How Shared Reading Broke Down Barriers for My Clients

Aug 11, 2017 | Case Studies

– By Susan Taktak – 

“…the people that we consider face the most barriers are the ones who are turning up every week…”

 

I am an employment consultant and with my colleague Jacki Maissin have been trialling Shared Reading as part of my role at Break Thru People Solutions. The people we work with need extra assistance because they are living with a disability or mental health issue.

One of the issues that we face as workers is encouraging people to open up so that we can help them. Sometimes you can be at a loss. Even open questions can be met with silence. It might take months before you can get the information you need to start to address people’s barriers.

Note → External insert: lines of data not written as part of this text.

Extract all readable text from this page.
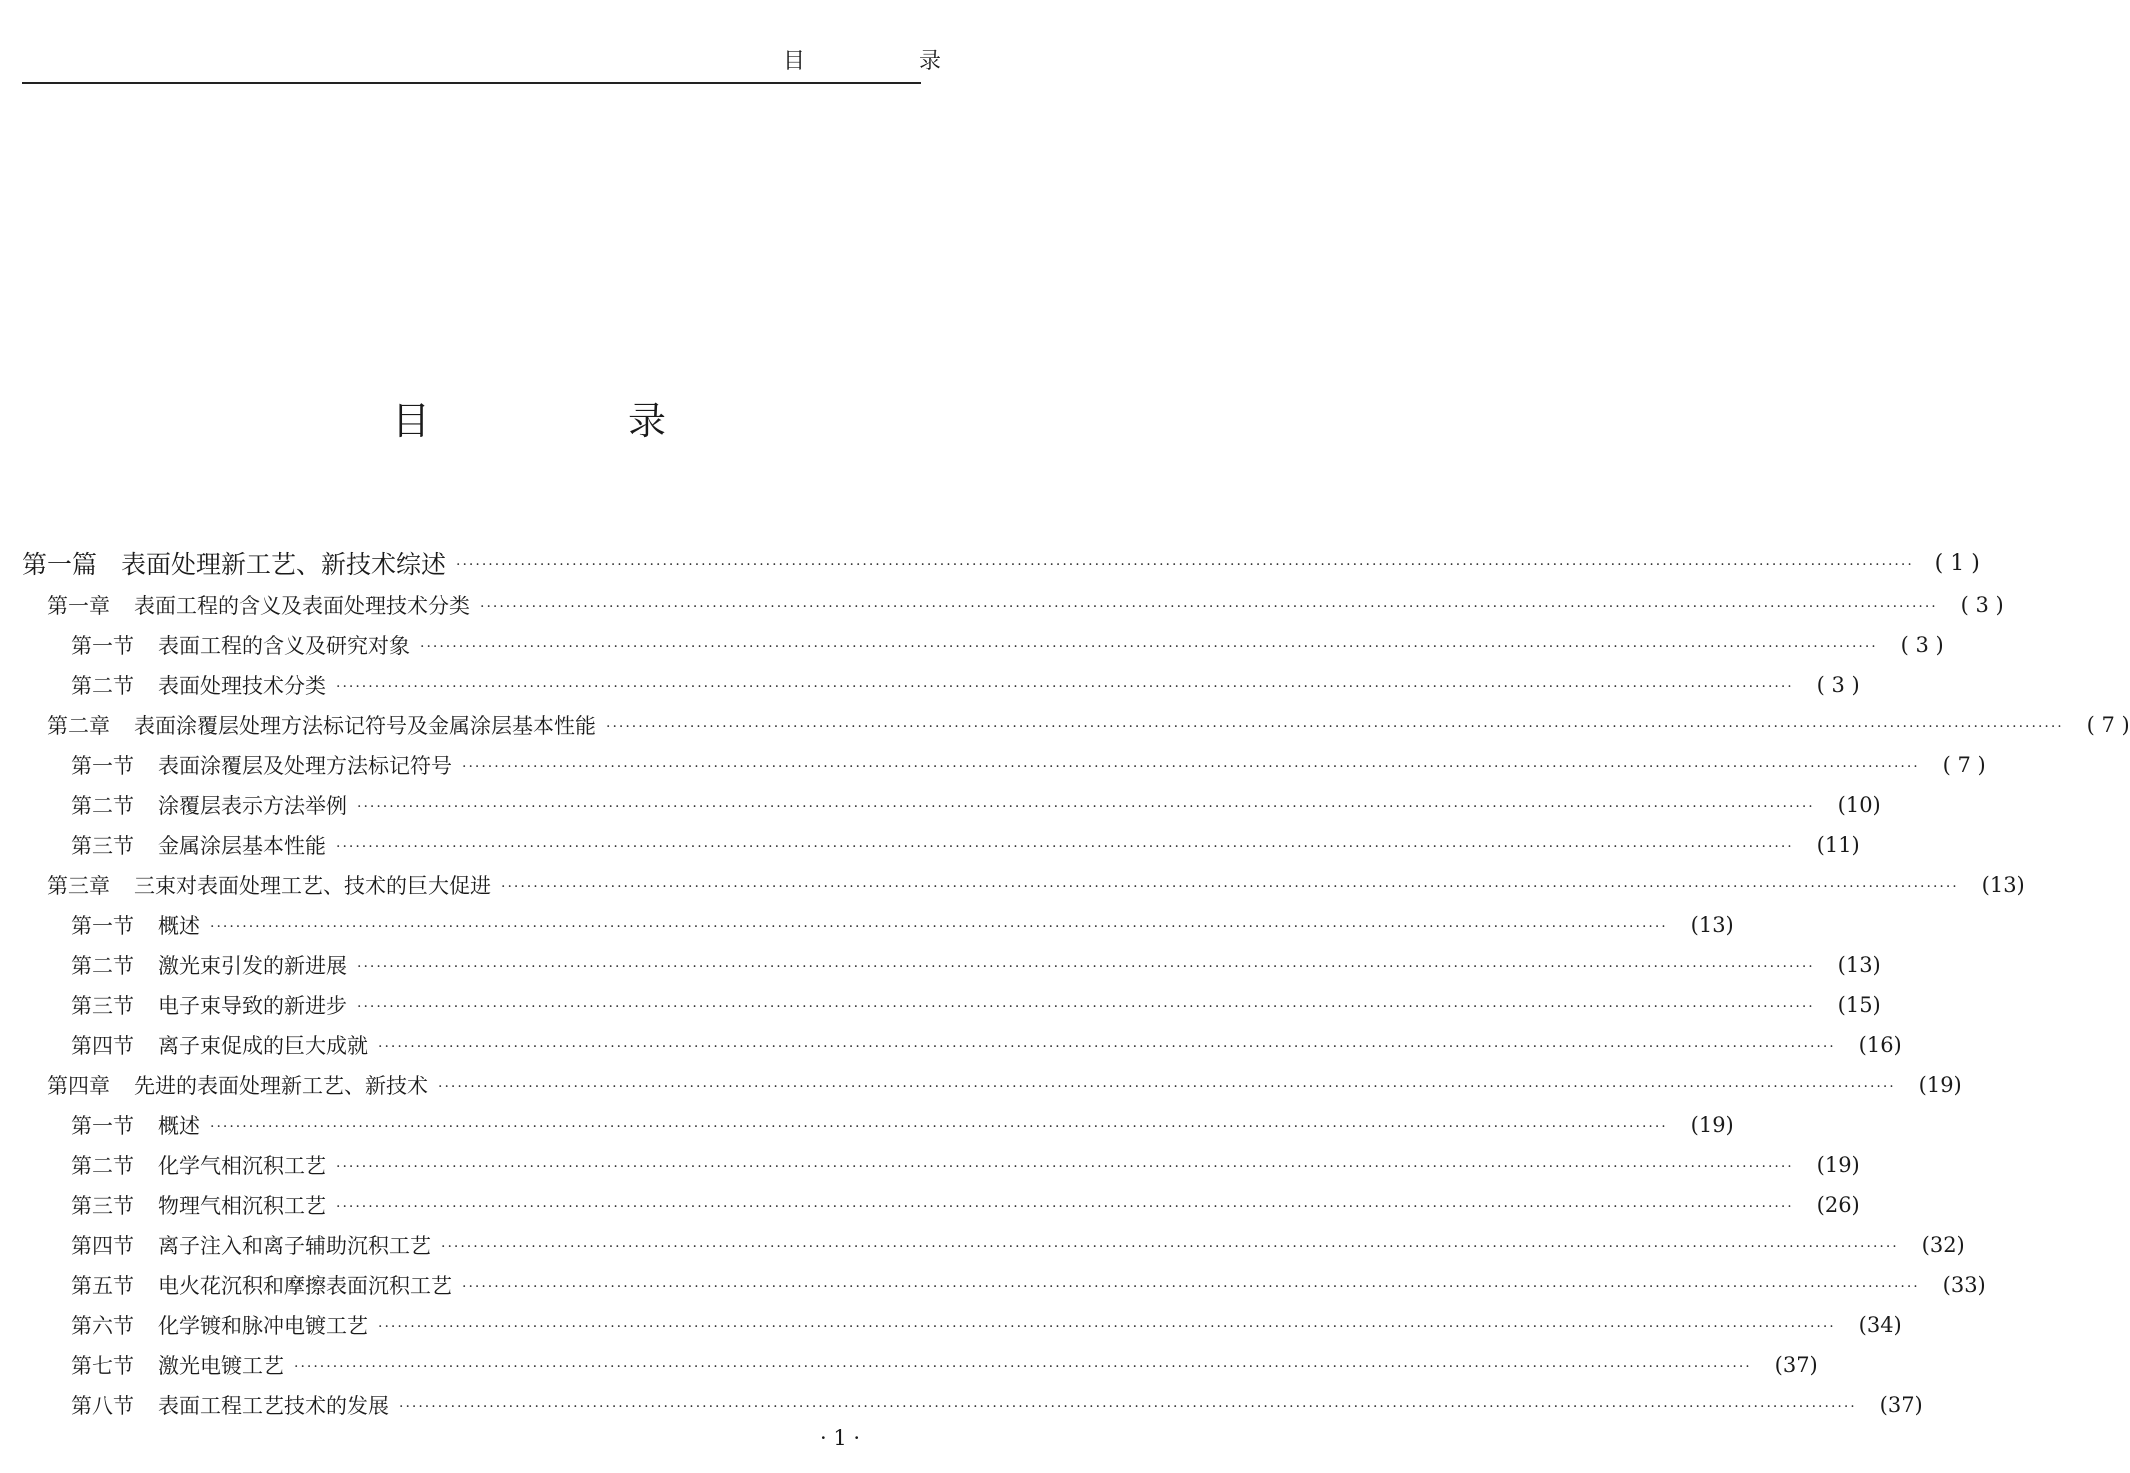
目　录
目　录
第一篇 表面处理新工艺、新技术综述 ·····	( 1 )
第一章 表面工程的含义及表面处理技术分类 ·····	( 3 )
第一节 表面工程的含义及研究对象 ·····	( 3 )
第二节 表面处理技术分类 ·····	( 3 )
第二章 表面涂覆层处理方法标记符号及金属涂层基本性能 ·····	( 7 )
第一节 表面涂覆层及处理方法标记符号 ·····	( 7 )
第二节 涂覆层表示方法举例 ·····	(10)
第三节 金属涂层基本性能 ·····	(11)
第三章 三束对表面处理工艺、技术的巨大促进 ·····	(13)
第一节 概述 ·····	(13)
第二节 激光束引发的新进展 ·····	(13)
第三节 电子束导致的新进步 ·····	(15)
第四节 离子束促成的巨大成就 ·····	(16)
第四章 先进的表面处理新工艺、新技术 ·····	(19)
第一节 概述 ·····	(19)
第二节 化学气相沉积工艺 ·····	(19)
第三节 物理气相沉积工艺 ·····	(26)
第四节 离子注入和离子辅助沉积工艺 ·····	(32)
第五节 电火花沉积和摩擦表面沉积工艺 ·····	(33)
第六节 化学镀和脉冲电镀工艺 ·····	(34)
第七节 激光电镀工艺 ·····	(37)
第八节 表面工程工艺技术的发展 ·····	(37)
· 1 ·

When I experienced Shared Reading [in the training] I thought that it was something that could help me to help my clients. I am very passionate about my job and about helping my clients so I was willing to give it a go. I am so glad I did.

In Shared Reading groups people have started to open up. We have a young man who stutters when he talks. When he reads in the group however, his stutter disappears. He also lives with depression and recently came close to taking his life. To see the change in him in the reading group though, you would never know he had depression; he laughs, he smiles, he is excited. He enjoys what he is reading!

I am also finding out things about my clients that enable me to help them. For instance we read a story recently called My mother was sitting by the fire. It is about a grandmother who outstays her welcome with a young couple. One of my clients responded to the story by telling the group how much she loves her grandma and loves caring for her. Up to that point I had never considered aged care as a career for her. That information would ordinarily have taken me about six months to get. With Shared Reading I got it in three weeks.

I am also using reading one on one with some of my clients. One is a young woman who had a job, but because of her anxiety and depression could not get to it. She has started to open up now through the reading and has identified that she would like to study childcare.

Also, when she came to us she would not make eye contact and her body language was hunched up. After a few weeks of reading she is now meeting me eye to eye, is completely comfortable holding a conversation and enjoys her meetings.

Interestingly the people that we consider face the most barriers are the ones who are turning up every week, not missing a session. It gets them thinking about issues differently. Sometimes these are directly related to employment.

For instance part of a story that we read was about how you present yourself and what people think of you, and one of the clients was able to identify that presentation is important in an interview, and that you can be disadvantaged if you don’t present well. So we might do a mock interview to help him.

Another was referred to us with anger management issues and I noticed that he was attending each week in the same outfit. Through reading with him, I have built such a rapport that I have been able to address this and he came to see me today in his new boots and new pants and was excited about having a work trial. He also has developed the confidence to talk to people on the train.

This is how it is moving our clients.

Shared Reading has opened up another way for me to communicate with people. I have another avenue to help them and as a case worker that is what you are looking for. It helps to get an outcome quicker, so that instead of waiting two years to help someone, I can help them in three months.

 

 

Susan Taktak works as an employment consultant with Break Thru People Solutions. She and her colleagues have received training from Shared Reading NSW to integrate reading groups into the work they do with their clients.